Geçmişten günümüze her sektörde olduğu gibi IT sektöründe ve yazılım test alanında kadının varlığı, var olabilme çabası ve varlığını sürdürme mücadelesi hep olmuştur. Doğasında var olan mücadeleci ruhla birçok zorluğun üstesinden gelen kadın, kariyer basamaklarını da aynı özgüven, cesaret ve sabırla tırmanmış, elini attığı her işin altına o görünmez imzayı atmayı başarmıştır. Bu cesur kadınlarla tanışmak, hele birlikte çalışma fırsatı yakalamak büyük bir şanstır. Ve şükürler olsun ki bu harika kadınlarla tanışma fırsatını ben de yakaladım. Bu yazımda sizlere bu muhteşem kadınların başarı hikayelerinden ve bir kadın olarak test dünyasında yaşadıkları zorluklardan bahsetmek istedim.

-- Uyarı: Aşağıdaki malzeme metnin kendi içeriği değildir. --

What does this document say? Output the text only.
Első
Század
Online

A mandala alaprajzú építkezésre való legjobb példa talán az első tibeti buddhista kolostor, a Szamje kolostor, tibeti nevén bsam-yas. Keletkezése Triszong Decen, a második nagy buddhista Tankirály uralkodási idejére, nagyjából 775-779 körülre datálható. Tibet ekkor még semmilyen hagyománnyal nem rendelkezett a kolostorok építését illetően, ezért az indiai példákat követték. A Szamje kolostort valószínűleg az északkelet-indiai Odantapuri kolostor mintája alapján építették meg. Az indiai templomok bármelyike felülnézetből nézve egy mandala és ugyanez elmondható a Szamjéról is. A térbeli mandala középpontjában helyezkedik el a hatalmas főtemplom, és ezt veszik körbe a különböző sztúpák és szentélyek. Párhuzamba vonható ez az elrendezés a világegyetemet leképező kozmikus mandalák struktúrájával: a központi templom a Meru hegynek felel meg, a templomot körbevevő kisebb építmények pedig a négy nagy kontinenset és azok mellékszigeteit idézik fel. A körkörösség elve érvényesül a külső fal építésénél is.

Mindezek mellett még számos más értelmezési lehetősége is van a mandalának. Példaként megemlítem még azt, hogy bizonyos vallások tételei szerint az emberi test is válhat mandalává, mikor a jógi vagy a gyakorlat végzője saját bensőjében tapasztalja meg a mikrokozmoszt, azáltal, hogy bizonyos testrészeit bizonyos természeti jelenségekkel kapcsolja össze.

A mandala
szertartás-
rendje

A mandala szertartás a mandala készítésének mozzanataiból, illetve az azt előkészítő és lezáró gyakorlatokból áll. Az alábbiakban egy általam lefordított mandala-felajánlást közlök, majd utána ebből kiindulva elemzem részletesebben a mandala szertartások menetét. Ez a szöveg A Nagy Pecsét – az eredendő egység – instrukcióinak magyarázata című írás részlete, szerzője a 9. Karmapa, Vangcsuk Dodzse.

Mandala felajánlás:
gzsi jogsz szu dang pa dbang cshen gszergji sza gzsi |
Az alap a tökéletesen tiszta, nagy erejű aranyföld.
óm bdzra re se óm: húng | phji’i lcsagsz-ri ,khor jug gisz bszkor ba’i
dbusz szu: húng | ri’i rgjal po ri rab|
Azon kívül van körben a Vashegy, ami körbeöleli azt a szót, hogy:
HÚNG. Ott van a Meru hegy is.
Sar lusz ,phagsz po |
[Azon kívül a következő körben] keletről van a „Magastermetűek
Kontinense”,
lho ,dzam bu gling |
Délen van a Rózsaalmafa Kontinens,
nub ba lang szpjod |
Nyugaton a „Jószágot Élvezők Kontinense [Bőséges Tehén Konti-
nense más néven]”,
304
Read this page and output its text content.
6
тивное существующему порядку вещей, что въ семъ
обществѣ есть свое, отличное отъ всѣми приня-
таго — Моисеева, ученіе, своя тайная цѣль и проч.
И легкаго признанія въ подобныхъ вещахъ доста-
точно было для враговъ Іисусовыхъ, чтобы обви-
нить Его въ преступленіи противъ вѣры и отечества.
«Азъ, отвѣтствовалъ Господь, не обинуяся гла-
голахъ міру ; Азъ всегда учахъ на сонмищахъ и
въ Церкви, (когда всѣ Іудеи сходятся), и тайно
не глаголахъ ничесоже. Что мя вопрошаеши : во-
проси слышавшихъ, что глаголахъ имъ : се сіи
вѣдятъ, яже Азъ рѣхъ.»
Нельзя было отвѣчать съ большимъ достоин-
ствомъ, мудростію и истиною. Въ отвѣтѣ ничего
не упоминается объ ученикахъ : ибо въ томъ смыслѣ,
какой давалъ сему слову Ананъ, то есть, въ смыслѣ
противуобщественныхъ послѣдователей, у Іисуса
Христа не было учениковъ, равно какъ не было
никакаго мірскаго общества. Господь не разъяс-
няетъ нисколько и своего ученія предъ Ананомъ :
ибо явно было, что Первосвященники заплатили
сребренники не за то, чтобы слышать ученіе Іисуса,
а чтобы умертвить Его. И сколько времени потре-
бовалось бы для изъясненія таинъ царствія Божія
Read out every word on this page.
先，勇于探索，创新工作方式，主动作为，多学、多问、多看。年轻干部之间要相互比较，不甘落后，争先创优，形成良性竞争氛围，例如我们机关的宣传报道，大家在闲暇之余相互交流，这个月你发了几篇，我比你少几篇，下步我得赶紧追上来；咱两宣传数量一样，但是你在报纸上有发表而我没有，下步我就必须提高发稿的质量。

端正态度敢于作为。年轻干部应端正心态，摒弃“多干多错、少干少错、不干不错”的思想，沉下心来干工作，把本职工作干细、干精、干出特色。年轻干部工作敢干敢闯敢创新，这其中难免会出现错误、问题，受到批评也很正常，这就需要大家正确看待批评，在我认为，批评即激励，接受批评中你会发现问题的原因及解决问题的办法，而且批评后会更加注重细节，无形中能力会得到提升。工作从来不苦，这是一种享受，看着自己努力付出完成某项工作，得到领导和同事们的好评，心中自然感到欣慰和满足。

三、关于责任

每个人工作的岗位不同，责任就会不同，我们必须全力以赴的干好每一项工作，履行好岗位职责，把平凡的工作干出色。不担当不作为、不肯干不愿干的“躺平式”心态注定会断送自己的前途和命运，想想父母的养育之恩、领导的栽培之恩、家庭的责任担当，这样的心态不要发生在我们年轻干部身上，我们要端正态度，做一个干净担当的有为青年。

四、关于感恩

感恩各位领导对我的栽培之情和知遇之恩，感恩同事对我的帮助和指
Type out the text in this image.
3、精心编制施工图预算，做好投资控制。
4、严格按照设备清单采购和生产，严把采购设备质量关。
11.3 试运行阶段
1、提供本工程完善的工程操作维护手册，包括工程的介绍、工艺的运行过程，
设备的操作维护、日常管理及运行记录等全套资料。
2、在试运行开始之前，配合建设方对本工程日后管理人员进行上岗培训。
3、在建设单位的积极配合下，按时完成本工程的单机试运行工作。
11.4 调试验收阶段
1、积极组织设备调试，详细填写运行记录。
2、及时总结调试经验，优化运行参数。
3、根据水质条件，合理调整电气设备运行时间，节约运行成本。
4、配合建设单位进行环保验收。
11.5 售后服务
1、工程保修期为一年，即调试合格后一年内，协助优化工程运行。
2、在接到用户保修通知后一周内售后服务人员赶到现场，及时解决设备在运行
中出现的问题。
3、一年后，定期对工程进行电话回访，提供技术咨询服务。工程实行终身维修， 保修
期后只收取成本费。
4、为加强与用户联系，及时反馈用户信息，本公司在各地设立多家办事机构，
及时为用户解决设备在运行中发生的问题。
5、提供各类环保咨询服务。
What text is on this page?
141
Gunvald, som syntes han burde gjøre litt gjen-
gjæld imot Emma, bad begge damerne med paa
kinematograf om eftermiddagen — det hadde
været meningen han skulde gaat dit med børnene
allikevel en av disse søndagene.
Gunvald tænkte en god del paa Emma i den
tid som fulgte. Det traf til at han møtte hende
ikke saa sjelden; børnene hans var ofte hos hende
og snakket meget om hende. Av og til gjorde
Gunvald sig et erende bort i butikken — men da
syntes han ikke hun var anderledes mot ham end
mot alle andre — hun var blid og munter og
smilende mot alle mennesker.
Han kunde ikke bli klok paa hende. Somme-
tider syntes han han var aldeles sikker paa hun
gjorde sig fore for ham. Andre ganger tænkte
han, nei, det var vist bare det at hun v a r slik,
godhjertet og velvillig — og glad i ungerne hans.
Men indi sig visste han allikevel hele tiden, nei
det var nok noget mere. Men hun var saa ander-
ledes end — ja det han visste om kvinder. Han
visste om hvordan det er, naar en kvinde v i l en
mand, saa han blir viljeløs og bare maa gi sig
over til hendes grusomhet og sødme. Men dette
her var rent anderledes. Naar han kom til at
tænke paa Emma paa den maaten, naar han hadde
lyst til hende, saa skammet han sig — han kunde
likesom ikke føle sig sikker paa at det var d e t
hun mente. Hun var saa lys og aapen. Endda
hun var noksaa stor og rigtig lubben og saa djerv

Sizleri ilk olarak İçişleri Bakanlığı’nda birlikte çalıştığım kendisinden test ve test süreçleri adına ne varsa öğrendiğim, işine gösterdiği titizlikle her zaman örnek aldığım güçlü kadın Havva Yıldırım ile tanıştırmak istiyorum. Havva, kariyerini yazılım testi üzerine şekillendiren, birçok farklı proje deneyimine sahip, analiz süreçlerinde de etkin rol almış, kariyerine Havelsan’da Kıdemli Yazılım Test Uzmanı olarak devam eden hayatımdaki mükemmel kadınlardan birisidir.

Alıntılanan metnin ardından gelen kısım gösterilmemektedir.